Sunday, June 20, 2010

A rainy day in Europe

On this rainy day in Yellowknife, I am reminded of a rainy day many years ago when I was still in my twenties and spent a summer working as a kitchen maid in a hotel in Uberlingen which lies in southern Germany on the Bodensee (Lake Konstanz). It was my day off and I took a ferry across the Bodensee to the old city of Konstanz. I dodged rain while I wandered cobbled and winding streets, ate a bratwurst mit brot from one of the many outdoor stands and when there was a break in the weather had a beer at an outdoor cafe.  I sat under the overcast moodiness of sky in a square surrounded by stone buildings, gargoyles looking down on me, and wrote in my journal.
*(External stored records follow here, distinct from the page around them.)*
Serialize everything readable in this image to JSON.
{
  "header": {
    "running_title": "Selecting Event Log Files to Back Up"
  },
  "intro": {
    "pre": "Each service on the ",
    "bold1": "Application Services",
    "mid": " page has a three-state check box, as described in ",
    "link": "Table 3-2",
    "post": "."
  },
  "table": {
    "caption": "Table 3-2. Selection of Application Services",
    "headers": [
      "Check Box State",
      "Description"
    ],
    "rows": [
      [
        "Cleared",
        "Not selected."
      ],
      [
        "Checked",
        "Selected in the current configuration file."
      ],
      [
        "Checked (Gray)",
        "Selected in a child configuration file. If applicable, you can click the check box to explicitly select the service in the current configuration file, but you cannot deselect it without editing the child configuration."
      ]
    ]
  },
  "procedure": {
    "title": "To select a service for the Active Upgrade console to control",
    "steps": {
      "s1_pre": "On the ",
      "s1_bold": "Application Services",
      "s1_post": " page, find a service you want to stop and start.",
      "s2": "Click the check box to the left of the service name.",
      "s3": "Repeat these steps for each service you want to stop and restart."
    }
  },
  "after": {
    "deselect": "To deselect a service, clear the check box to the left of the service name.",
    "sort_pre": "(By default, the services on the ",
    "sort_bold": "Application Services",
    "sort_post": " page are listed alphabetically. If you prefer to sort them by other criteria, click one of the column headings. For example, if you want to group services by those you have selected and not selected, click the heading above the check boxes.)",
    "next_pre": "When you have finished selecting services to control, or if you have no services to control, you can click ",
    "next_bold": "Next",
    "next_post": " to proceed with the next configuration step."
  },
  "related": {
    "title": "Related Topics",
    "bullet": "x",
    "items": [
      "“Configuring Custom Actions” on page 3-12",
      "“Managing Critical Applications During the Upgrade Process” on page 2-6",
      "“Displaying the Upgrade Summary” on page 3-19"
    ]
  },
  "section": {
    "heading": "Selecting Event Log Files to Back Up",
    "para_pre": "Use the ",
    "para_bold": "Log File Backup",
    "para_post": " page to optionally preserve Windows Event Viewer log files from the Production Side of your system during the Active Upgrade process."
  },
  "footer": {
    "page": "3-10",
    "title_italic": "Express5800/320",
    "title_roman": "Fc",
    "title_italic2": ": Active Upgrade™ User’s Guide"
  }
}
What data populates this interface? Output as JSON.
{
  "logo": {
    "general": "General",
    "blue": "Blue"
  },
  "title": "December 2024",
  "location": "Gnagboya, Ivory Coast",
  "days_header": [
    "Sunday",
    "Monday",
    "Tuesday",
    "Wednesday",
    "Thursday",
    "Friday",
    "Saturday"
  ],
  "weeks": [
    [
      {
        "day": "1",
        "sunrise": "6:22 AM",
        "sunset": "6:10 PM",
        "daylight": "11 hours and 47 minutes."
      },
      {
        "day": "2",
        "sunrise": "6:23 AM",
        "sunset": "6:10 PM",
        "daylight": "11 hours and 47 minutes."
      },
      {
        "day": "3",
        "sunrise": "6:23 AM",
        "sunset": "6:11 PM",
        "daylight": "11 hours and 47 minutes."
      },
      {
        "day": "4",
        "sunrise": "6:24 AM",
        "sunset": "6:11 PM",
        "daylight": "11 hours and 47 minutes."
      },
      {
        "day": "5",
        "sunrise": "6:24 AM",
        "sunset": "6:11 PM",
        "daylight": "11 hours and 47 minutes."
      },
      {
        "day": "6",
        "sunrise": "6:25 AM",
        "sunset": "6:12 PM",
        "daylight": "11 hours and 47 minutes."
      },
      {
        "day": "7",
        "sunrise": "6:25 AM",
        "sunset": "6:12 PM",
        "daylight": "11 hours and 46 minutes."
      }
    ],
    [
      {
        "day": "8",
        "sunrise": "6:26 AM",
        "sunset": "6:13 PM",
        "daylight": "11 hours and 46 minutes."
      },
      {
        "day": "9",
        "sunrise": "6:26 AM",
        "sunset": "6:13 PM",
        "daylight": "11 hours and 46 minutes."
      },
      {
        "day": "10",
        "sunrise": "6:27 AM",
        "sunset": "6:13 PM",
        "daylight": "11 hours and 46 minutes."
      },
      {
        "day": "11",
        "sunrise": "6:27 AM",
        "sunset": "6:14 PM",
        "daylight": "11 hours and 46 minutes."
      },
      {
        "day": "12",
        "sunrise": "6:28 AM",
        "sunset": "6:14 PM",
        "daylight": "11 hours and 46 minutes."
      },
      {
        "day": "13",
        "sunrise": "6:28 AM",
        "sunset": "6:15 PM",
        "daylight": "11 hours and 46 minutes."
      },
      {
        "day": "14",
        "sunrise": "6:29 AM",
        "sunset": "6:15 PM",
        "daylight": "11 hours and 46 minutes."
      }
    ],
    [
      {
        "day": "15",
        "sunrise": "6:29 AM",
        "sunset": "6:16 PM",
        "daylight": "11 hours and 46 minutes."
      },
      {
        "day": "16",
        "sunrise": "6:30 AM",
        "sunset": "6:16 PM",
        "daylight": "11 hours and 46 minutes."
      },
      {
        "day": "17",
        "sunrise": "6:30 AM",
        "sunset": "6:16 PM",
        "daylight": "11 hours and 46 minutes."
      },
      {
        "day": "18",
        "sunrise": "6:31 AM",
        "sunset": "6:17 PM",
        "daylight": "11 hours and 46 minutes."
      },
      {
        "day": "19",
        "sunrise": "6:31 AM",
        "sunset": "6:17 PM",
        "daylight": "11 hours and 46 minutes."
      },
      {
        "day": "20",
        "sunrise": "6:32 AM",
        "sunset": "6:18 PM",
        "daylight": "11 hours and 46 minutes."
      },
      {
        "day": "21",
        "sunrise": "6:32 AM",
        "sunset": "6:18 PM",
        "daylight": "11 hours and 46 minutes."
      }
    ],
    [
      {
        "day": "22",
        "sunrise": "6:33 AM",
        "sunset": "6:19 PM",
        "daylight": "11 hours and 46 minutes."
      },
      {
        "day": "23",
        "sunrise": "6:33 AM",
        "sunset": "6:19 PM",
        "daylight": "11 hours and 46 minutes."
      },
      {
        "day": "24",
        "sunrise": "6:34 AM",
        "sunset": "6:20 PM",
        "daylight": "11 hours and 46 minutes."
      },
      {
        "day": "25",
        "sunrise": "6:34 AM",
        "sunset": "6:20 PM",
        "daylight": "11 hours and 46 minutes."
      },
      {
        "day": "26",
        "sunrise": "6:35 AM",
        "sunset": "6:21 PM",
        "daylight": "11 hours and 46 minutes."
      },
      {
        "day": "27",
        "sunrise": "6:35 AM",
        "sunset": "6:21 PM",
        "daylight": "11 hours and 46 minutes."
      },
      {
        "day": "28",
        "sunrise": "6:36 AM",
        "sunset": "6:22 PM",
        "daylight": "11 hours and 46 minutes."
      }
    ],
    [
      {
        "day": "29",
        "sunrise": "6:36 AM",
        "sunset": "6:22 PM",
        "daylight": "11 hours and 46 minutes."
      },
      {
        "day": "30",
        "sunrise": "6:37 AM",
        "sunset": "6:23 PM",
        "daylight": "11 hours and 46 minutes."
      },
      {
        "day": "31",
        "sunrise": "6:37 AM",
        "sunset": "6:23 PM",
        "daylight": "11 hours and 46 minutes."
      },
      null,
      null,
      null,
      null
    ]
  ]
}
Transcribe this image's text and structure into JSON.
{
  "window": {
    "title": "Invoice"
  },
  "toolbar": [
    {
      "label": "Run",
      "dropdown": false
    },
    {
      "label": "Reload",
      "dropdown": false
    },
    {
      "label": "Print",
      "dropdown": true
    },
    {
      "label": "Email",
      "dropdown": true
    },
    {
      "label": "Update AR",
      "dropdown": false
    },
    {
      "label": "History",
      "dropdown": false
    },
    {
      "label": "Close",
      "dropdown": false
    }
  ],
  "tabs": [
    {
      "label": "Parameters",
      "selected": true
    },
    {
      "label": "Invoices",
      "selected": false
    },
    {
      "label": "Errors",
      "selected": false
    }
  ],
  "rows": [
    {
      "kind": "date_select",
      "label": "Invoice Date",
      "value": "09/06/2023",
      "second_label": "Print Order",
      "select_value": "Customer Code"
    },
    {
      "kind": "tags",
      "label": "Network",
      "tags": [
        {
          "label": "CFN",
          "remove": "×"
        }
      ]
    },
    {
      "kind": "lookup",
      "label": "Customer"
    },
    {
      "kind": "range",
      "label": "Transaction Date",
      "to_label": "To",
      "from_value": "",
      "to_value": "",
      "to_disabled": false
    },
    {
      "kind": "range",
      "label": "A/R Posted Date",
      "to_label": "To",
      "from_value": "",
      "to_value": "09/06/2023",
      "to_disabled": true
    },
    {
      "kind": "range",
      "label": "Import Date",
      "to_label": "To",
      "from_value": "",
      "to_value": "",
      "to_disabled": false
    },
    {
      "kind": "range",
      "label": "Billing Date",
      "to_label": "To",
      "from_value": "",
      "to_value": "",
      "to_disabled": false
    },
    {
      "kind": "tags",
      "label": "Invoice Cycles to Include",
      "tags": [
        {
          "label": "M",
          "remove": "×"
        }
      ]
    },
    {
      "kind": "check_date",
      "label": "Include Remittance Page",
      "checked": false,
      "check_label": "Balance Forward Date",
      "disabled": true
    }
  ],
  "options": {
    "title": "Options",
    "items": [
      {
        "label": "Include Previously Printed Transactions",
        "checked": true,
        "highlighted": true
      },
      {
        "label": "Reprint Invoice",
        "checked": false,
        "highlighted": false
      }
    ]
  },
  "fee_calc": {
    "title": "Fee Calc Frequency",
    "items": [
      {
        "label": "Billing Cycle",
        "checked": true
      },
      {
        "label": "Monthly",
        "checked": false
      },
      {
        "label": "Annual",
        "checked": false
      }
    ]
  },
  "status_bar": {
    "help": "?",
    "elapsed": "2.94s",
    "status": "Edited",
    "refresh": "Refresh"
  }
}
In the the fresh smell of the rain overlaid by a vague sewagey smell and the smell of sizzling bratwurst from the outdoor stands, I was drawn back to the very early years of my childhood in another European city, Den Haag, where it rained often and it seemed that the rainy days, surrounded by my family and the sounds of my mother tongue, were the best and most secure of days.

I would visit Kontanz again later that summer with a boyfriend and we would spend an evening in a bar with a dog running unrestrained between the tables and we would meet an American woman and drive with her in a van across Europe to Athens, picking up young hitchikers from many countries on the way. We would camp in somebody's backyard with a bunch of other young travellers where there was a viscious German Shepherd who lunged at us whenever we left our tent and who would bite one of the others kids camped there. I would, in high spirits one night, playfully throw a piece of a sandwich at my boyfriend and he would never forgive me so that days later on a hilltop outside Venice, I would reach over and touch his hand and it would go limp and we would drive in gas stations in Yugoslavia and he would raise his fingers to ask for 10 litres of gas but only one hand would go up and we would only get five litres. We would camp on a patch of grass in the Greek hills and I would cry myself to sleep over this and wake up to the sound of a goat eating grass next to my ear, a peasant woman looking down from high above us. Greek police would chase us away for swimming naked in the Adriatic Sea and I would drop acid and hallucinate sarcophagi rising from the water. I would get stung by a jellyfish.

All of that would come later but that day in Kontanz, sitting alone in a cafe during a break in the rain, I was fully anchored in the moment and I belonged to Europe, to the rain, to my childhood, to the world.